Described designs of vortex spraying countercurrent mass transfer apparatuses and methods for calculating their hydrodynamic and mass transfer characteristics have been implemented in the technological processes in the industry, mainly as follows:
– distribution of products in the synthesis of butoxy-butenine;
– purification of gas emissions from dimethylformamide (dimethylacetamide); purification of gas emissions from ammophos production from fluorine and ammonia;
– natural gas dehydration.
Thus, developing a method for countercurrent mass transfer in vortex flows has allowed us to improve designs of highly efficient mass transfer apparatuses, in which vortex countercurrent motion of phases is carried out in the entire volume of a vortex chamber. As a result, a change in the concentration of phases is achieved, corresponding to several theoretical stages of change in concentration. Such organization of flows allows one to carry out mass transfer processes in smaller volumes, reduce the number of steps and the dimensions of apparatuses, and reduce the consumption of material and reflux in the rectification process.
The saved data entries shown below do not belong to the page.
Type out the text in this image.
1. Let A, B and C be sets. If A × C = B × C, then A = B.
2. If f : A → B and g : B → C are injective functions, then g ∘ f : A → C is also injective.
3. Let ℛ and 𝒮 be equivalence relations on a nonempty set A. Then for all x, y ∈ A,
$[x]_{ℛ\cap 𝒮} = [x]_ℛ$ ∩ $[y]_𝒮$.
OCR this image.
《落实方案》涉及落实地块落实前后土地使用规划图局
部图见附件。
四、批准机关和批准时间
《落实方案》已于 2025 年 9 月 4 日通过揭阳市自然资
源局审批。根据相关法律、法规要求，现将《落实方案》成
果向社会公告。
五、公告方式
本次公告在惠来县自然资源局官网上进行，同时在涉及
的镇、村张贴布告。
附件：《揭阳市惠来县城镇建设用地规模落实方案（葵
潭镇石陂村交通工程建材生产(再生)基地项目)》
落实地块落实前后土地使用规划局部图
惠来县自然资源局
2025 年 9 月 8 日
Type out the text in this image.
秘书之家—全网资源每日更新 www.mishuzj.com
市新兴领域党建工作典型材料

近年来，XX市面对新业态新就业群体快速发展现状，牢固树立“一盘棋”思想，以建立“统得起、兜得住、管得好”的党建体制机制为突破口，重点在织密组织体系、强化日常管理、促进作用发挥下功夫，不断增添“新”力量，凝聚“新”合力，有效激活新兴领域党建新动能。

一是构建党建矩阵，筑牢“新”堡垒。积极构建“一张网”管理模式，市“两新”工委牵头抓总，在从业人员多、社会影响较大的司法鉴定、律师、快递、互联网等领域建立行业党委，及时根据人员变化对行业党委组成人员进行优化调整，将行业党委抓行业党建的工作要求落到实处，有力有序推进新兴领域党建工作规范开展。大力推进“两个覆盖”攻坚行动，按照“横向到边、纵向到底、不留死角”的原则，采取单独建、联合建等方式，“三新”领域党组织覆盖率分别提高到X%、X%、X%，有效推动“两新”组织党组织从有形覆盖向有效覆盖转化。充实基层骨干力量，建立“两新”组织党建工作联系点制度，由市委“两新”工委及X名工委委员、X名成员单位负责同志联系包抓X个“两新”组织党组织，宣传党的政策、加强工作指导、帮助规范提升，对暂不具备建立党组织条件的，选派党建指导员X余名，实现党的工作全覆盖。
As a result, more significant savings in materials and energy are provided.
In the monograph, mathematical models of two-phase vortex countercurrent flow in the entire volume of a working chamber are given. Along with creating highly efficient designs, much attention is paid to studying various factors restraining the widespread implementation of the considered mass transfer approach. Particular attention is also paid to promising designs of mass transfer equipment to identify possible ways of developing vortex spraying countercurrent mass transfer apparatuses.
It is noteworthy that the authors paid particular attention to the effect occurring due to exposure high-speed gas flow (with the transverse velocity gradient) on internal flows in liquid droplets. Notably, it has been proven for the first time that this effect intensifies internal currents inside droplets and the mass transfer process in the vortex spraying countercurrent mass transfer apparatus.
The results have been achieved within the research project of Sumy State University “Creation of new granular materials for nuclear fuel and catalysts in the active hydrodynamic environment” (State Reg. No. 0120U102036) ordered by the Ministry of Education and Science of Ukraine due to the close cooperation between the Department of Chemical Engineering, the Department of Computational Mechanics named after Volodymyr Martynkovskyy of Sumy State University (Sumy, Ukraine), and the Faculty of Manufacturing Technologies with a seat in Prešov of Technical University of Košice (Prešov, Slovakia) under the support of the International Association for Technological Development and Innovations.